Lev moves fractionally farther toward me.
And then some instinct takes over in me. A fighting one. A killing one.
I lash out with my topmost leg, my right one. I aim for Lev’s kneecap, and catch it cleanly. Lev spills over backward, and I follow through with a hard stamp down on his testicles, mashing them twice with my heel, then get poised to start kicking him in the windpipe until I’ve shattered his larynx and his windpipe and the poor fucker will be on his knees choking for breath and pleading for mercy and ready to feel the smash of my kneecap in his face.
“Good, good.

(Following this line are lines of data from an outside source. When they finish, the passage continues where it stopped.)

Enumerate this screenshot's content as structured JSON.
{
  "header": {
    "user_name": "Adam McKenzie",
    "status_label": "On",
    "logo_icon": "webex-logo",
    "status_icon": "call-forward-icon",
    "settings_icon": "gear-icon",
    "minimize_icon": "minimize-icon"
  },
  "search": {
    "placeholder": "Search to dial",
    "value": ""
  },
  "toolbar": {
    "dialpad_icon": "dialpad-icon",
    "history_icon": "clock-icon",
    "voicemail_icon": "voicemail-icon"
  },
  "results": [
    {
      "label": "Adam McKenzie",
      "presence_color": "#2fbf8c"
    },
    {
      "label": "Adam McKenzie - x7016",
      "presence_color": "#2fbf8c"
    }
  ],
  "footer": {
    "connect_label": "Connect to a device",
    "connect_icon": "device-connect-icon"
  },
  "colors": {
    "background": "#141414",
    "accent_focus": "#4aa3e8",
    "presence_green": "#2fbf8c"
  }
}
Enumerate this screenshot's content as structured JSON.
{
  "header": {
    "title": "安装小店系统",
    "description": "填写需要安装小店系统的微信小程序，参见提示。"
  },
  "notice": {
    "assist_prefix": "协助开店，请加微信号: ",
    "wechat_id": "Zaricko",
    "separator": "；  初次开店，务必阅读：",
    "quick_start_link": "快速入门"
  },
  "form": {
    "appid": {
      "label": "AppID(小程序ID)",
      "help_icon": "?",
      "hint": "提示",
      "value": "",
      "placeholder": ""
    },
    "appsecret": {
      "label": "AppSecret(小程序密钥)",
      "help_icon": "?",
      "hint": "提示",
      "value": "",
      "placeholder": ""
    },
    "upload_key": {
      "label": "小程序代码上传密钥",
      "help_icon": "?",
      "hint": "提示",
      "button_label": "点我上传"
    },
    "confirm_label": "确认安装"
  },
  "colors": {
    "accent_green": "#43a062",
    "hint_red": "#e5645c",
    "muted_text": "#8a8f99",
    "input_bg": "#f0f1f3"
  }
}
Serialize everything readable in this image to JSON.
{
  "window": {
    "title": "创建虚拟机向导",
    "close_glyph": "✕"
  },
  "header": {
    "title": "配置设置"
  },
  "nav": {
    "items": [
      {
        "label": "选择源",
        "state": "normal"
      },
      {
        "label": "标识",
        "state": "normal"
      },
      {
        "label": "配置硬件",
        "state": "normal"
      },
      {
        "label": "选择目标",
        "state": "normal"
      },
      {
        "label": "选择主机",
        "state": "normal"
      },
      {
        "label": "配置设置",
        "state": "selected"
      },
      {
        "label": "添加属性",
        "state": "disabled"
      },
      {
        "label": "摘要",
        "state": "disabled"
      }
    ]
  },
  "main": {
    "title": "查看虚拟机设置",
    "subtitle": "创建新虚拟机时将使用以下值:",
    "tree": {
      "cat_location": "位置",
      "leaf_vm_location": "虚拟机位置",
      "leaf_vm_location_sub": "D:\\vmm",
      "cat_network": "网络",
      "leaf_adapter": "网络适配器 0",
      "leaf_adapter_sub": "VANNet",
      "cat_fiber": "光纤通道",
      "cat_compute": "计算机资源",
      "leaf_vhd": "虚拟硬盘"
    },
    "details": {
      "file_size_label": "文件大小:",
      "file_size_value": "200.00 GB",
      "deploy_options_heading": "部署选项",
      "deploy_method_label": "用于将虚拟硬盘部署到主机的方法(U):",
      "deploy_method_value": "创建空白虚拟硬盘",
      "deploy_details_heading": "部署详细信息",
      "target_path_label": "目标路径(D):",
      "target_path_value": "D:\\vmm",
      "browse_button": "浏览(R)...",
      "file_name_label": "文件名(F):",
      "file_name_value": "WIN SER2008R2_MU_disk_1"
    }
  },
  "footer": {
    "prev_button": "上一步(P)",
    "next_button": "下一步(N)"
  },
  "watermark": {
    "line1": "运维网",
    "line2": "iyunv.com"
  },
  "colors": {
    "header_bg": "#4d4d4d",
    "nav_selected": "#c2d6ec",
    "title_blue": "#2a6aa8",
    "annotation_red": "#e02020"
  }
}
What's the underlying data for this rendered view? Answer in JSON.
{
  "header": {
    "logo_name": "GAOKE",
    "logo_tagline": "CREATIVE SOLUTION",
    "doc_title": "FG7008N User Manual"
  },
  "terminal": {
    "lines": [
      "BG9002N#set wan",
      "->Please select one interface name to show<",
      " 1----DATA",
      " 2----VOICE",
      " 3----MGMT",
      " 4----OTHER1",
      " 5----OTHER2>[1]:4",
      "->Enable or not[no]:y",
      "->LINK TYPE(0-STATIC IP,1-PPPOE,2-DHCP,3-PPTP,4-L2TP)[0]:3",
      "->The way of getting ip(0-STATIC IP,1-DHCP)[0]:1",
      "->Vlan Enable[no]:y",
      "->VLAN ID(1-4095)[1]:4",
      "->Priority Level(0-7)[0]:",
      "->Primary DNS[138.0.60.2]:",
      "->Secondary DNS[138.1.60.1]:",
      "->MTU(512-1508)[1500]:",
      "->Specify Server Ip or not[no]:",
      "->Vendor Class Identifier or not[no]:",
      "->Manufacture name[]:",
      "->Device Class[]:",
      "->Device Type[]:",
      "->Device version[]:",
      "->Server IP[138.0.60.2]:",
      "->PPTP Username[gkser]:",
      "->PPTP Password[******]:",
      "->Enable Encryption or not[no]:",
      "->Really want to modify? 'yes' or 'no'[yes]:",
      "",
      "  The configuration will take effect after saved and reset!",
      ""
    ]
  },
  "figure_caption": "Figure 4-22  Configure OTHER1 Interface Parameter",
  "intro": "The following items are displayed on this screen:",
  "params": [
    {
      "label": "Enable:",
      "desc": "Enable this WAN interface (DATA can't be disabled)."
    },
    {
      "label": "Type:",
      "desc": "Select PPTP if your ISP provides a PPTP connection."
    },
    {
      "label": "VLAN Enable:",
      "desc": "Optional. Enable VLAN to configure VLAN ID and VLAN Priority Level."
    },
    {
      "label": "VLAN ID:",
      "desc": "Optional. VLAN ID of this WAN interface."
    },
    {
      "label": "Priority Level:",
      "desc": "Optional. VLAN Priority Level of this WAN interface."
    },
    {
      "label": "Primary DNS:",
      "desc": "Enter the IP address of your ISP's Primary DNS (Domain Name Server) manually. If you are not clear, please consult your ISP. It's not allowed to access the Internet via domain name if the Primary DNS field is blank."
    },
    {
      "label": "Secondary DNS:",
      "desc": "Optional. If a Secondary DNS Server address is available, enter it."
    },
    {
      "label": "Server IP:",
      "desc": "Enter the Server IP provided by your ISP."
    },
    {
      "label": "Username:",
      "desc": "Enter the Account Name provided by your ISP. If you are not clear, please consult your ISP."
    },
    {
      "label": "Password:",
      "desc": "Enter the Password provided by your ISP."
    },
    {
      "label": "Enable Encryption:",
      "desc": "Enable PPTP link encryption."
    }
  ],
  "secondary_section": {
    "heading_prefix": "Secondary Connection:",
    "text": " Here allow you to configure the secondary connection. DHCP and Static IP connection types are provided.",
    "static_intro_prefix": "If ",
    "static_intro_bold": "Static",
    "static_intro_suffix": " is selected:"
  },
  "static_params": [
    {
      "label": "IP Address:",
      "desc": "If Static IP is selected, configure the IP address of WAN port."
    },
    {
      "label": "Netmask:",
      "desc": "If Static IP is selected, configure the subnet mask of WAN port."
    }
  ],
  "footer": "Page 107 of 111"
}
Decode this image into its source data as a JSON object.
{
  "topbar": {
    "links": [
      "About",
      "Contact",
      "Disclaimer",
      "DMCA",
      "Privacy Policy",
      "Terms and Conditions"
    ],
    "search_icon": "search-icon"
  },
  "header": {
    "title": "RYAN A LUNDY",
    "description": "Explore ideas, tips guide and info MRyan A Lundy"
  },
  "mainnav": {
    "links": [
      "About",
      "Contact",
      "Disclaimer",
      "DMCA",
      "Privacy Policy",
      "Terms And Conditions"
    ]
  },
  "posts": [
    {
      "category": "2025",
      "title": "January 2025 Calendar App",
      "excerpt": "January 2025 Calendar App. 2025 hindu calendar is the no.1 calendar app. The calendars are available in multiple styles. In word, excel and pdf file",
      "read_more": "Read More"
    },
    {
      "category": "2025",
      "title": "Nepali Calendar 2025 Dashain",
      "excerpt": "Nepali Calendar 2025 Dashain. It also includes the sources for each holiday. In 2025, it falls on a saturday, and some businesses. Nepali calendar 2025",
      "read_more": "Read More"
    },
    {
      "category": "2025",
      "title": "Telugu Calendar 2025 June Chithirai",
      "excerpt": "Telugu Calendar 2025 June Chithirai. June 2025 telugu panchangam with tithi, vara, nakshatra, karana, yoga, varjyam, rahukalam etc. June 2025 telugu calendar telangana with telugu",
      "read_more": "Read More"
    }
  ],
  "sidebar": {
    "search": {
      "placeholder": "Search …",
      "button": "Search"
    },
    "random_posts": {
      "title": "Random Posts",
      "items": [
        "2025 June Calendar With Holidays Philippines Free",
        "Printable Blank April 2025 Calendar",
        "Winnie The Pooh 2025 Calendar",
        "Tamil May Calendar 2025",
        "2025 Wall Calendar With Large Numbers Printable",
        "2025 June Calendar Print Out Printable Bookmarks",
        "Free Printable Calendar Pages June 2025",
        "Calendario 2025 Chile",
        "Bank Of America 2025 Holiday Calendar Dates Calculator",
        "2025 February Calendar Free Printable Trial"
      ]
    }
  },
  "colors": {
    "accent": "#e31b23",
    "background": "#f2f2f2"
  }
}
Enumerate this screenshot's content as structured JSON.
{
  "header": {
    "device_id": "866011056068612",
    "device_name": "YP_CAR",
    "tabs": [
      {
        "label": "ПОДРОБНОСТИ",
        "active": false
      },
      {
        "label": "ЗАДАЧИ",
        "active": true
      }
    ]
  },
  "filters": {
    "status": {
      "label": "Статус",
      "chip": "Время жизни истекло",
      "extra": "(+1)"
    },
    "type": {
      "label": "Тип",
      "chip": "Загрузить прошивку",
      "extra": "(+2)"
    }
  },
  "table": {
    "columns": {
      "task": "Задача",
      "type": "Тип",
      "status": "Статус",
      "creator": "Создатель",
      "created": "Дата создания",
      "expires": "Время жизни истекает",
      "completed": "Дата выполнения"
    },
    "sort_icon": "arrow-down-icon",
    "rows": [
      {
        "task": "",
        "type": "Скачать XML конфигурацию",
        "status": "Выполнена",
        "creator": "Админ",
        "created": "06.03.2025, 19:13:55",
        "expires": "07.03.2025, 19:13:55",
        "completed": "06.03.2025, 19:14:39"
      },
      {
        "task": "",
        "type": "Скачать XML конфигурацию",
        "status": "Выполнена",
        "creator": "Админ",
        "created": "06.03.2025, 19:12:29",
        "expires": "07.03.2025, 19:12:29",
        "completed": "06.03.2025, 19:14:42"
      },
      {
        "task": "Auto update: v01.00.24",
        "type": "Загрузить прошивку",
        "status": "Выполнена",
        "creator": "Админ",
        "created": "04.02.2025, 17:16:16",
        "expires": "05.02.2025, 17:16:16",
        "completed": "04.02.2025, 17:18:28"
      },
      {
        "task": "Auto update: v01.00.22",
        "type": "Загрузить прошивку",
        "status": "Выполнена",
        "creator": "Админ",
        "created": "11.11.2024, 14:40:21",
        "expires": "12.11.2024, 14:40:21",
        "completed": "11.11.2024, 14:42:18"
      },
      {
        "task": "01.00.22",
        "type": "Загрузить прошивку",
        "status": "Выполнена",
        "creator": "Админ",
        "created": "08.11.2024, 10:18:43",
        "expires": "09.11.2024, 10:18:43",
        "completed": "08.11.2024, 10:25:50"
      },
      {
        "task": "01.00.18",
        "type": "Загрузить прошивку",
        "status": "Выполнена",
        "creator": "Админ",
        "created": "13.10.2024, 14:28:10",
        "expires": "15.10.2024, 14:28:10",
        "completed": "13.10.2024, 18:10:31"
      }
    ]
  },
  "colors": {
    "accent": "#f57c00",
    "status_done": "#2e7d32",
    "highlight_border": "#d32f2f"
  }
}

Really good.”
Lev never lets me really hurt him. He lifted his knee at the last possible second, so I caught him on the upper calf. As for the testicle stamp, he caught my leg with both hands and took the weight off it as it came down, shifting it sideways onto his thigh.
But I’m not there. I’m not in the world that Lev is in. Unarmed combat practice. Everything a series of moves and countermoves. I’m panting, partly from the exertion, but mostly because of a flood of feelings that I don’t recognize. I don’t even really feel them as feelings at all. I just feel spacey and out of my body and like I want to kick Lev’s windpipe until he’s breathing out through the toe of my shoe.
I know he’s talking to me, and I have trouble focusing on his words. I do my best. He repeats himself.
“You were scared? At the time it happened, you were scared?”
“No. It was beyond that. Terrified. I felt helpless.”
“But you weren’t helpless. You could have disabled him. Like just now.”
“I know. But I wasn’t in that headspace then.”